Sebaris kata di halaman 69, baris ke 18 dari atas, cukup membuat saya termenung. Dari sebuah buku yang memiliki 47 judul pembahasan, pada suatu judulnya yang berisi 114 baris, KH. Husein Muhammad begitu cerdas, bijak, lagi dalam untuk pembahasan puasa di salah satu buku hebatnya, Islam.
Sudah seharusnya, Ramadhan adalah bulan tarbiyah. Dalam sebulan penuh ini kita dididik dan dilatih dengan berbagai ibadah dan perilaku baik lainnya, dari berbagai sisi dan aspek, juga lapis dan unsur, atau lingkup dan naung. Itu mengapa, pada saat Ramadhan, begitu banyaknya kajian yang digelar, acara tv atau konten video, juga di gebu khutbah jum’at ataupun kultum-kultum menunggu waktu berbuka. Karena memang, Ramadhan menjadi bulan diturunkannya absolute foundation dalam aspek hukum, pegangan, dan pengajaran: Al-Qur’an.
شَهْرُ رَمَضَانَ الَّذِيْٓ اُنْزِلَ فِيْهِ الْقُرْاٰنُ هُدًى لِّلنَّاسِ وَبَيِّنٰتٍ مِّنَ الْهُدٰى وَالْفُرْقَانِۚ فَمَنْ شَهِدَ مِنْكُمُ الشَّهْرَ فَلْيَصُمْهُۗ وَمَنْ كَانَ مَرِيْضًا اَوْ عَلٰى سَفَرٍ فَعِدَّةٌ مِّنْ اَيَّامٍ اُخَرَۗ يُرِيْدُ اللّٰهُ بِكُمُ الْيُسْرَ وَلَا يُرِيْدُ بِكُمُ الْعُسْرَۖ وَلِتُكْمِلُوا الْعِدَّةَ وَلِتُكَبِّرُوا اللّٰهَ عَلٰى مَا هَدٰىكُمْ وَلَعَلَّكُمْ تَشْكُرُوْنَ
“Bulan Ramadan adalah (bulan) yang di dalamnya diturunkan Al-Qur’an sebagai petunjuk bagi manusia dan penjelasan-penjelasan mengenai petunjuk itu serta pembeda (antara yang hak dan yang batil). Oleh karena itu, siapa di antara kamu hadir (di tempat tinggalnya atau bukan musafir) pada bulan itu, berpuasalah. Siapa yang sakit atau dalam perjalanan (lalu tidak berpuasa), maka (wajib menggantinya) sebanyak hari (yang ditinggalkannya) pada hari-hari yang lain. Allah menghendaki kemudahan bagimu dan tidak menghendaki kesukaran. Hendaklah kamu mencukupkan bilangannya dan mengagungkan Allah atas petunjuk-Nya yang diberikan kepadamu agar kamu bersyukur.” (QS. Al-Baqarah ayat 185)
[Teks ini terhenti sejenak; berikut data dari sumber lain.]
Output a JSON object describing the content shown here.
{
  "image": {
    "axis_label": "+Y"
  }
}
Salah satu pengajaran dan pendidikan mengenai bulan pengajaran dan pendidikan ini bisa kita dapat dari pemikiran Buya Husein dari tulisan yang tertuang di buku itu. Bagaimana beliau menjelaskan bahwa manusia adalah makhluk yang dititipi amanah dan harapan Tuhan. Gelar khalifatu di al-ardh, disematkan Tuhan kepada manusia meski hal itu sempat dipertanyakan dan diragukan malaikat dengan segala kompetensinya melalui ungkapan, “Apakah Engkau hendak menjadikan orang yang merusak dan menumpahkan darah di sana, sedangkan kami bertasbih memuji-Mu dan menyucikan nama-Mu?”
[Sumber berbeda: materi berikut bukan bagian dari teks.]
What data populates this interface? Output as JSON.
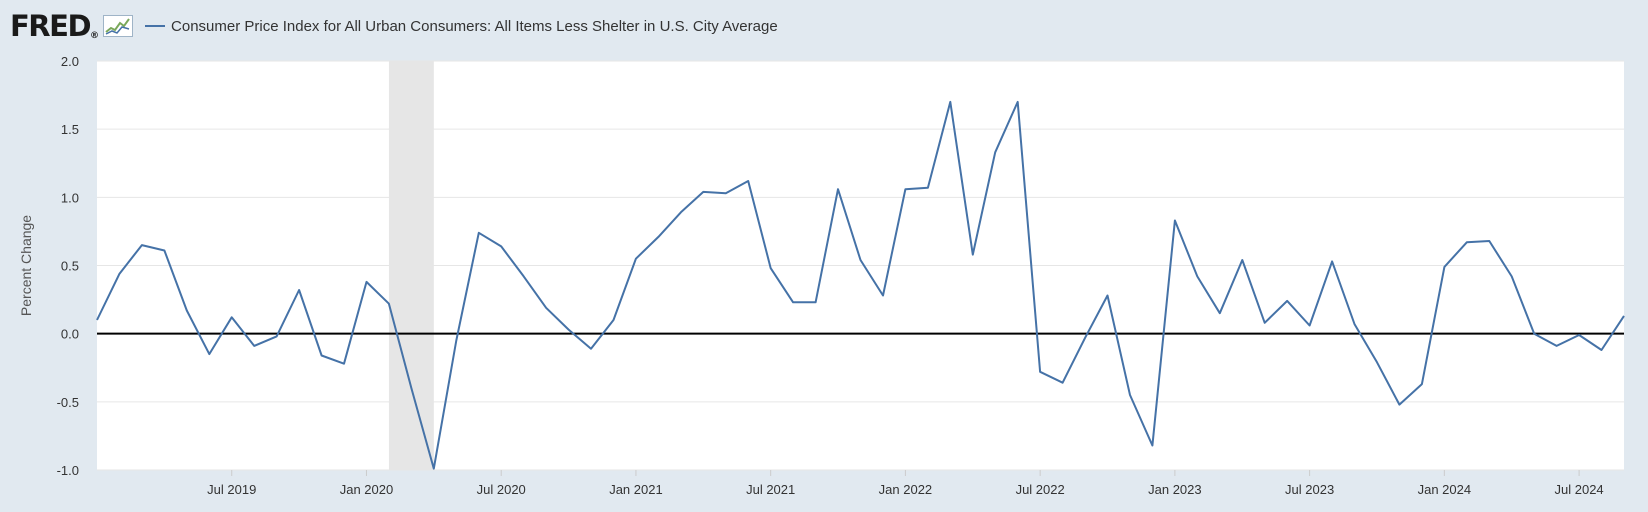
{
  "header": {
    "logo_text": "FRED",
    "logo_registered": "®",
    "legend_label": "Consumer Price Index for All Urban Consumers: All Items Less Shelter in U.S. City Average"
  },
  "chart_data": {
    "type": "line",
    "title": "Consumer Price Index for All Urban Consumers: All Items Less Shelter in U.S. City Average",
    "xlabel": "",
    "ylabel": "Percent Change",
    "ylim": [
      -1.0,
      2.0
    ],
    "yticks": [
      2.0,
      1.5,
      1.0,
      0.5,
      0.0,
      -0.5,
      -1.0
    ],
    "ytick_labels": [
      "2.0",
      "1.5",
      "1.0",
      "0.5",
      "0.0",
      "-0.5",
      "-1.0"
    ],
    "xlim": [
      0,
      68
    ],
    "xticks": [
      {
        "index": 6,
        "label": "Jul 2019"
      },
      {
        "index": 12,
        "label": "Jan 2020"
      },
      {
        "index": 18,
        "label": "Jul 2020"
      },
      {
        "index": 24,
        "label": "Jan 2021"
      },
      {
        "index": 30,
        "label": "Jul 2021"
      },
      {
        "index": 36,
        "label": "Jan 2022"
      },
      {
        "index": 42,
        "label": "Jul 2022"
      },
      {
        "index": 48,
        "label": "Jan 2023"
      },
      {
        "index": 54,
        "label": "Jul 2023"
      },
      {
        "index": 60,
        "label": "Jan 2024"
      },
      {
        "index": 66,
        "label": "Jul 2024"
      }
    ],
    "recession": {
      "start": 13,
      "end": 15
    },
    "zero_line": 0.0,
    "grid": true,
    "colors": {
      "series": "#4572a7",
      "zero_line": "#000000",
      "recession": "#e6e6e6",
      "grid": "#e6e6e6",
      "plot_bg": "#ffffff"
    },
    "series": [
      {
        "name": "Consumer Price Index for All Urban Consumers: All Items Less Shelter in U.S. City Average",
        "values": [
          0.1,
          0.44,
          0.65,
          0.61,
          0.17,
          -0.15,
          0.12,
          -0.09,
          -0.02,
          0.32,
          -0.16,
          -0.22,
          0.38,
          0.22,
          -0.4,
          -0.99,
          -0.05,
          0.74,
          0.64,
          0.42,
          0.19,
          0.03,
          -0.11,
          0.1,
          0.55,
          0.71,
          0.89,
          1.04,
          1.03,
          1.12,
          0.48,
          0.23,
          0.23,
          1.06,
          0.54,
          0.28,
          1.06,
          1.07,
          1.7,
          0.58,
          1.33,
          1.7,
          -0.28,
          -0.36,
          -0.03,
          0.28,
          -0.45,
          -0.82,
          0.83,
          0.42,
          0.15,
          0.54,
          0.08,
          0.24,
          0.06,
          0.53,
          0.07,
          -0.21,
          -0.52,
          -0.37,
          0.49,
          0.67,
          0.68,
          0.42,
          0.0,
          -0.09,
          -0.01,
          -0.12,
          0.13
        ]
      }
    ]
  }
}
Harapan itu bernada agar manusia diharapkan menjadi makhluk yang mampu membangun kehidupan bersama yang saling menghormati dan saling menyejahterakan. Bukan hanya sekedar berharap, Tuhan pun telah melengkapi dan membekali manusia dengan berbagai perangkat dan fasilitas yang memungkinkan mereka dapat mengerjakan semua tugas kemanusiaan itu dengan sebaik-baiknya. Tuhan memberi mereka akal untuk memikirkan, hati untuk mengalami, dan hasrat untuk menggerakkan. Tiga hal yang bersifat spiritual itu secara genuine diciptakan dalam keadaan suci dan baik.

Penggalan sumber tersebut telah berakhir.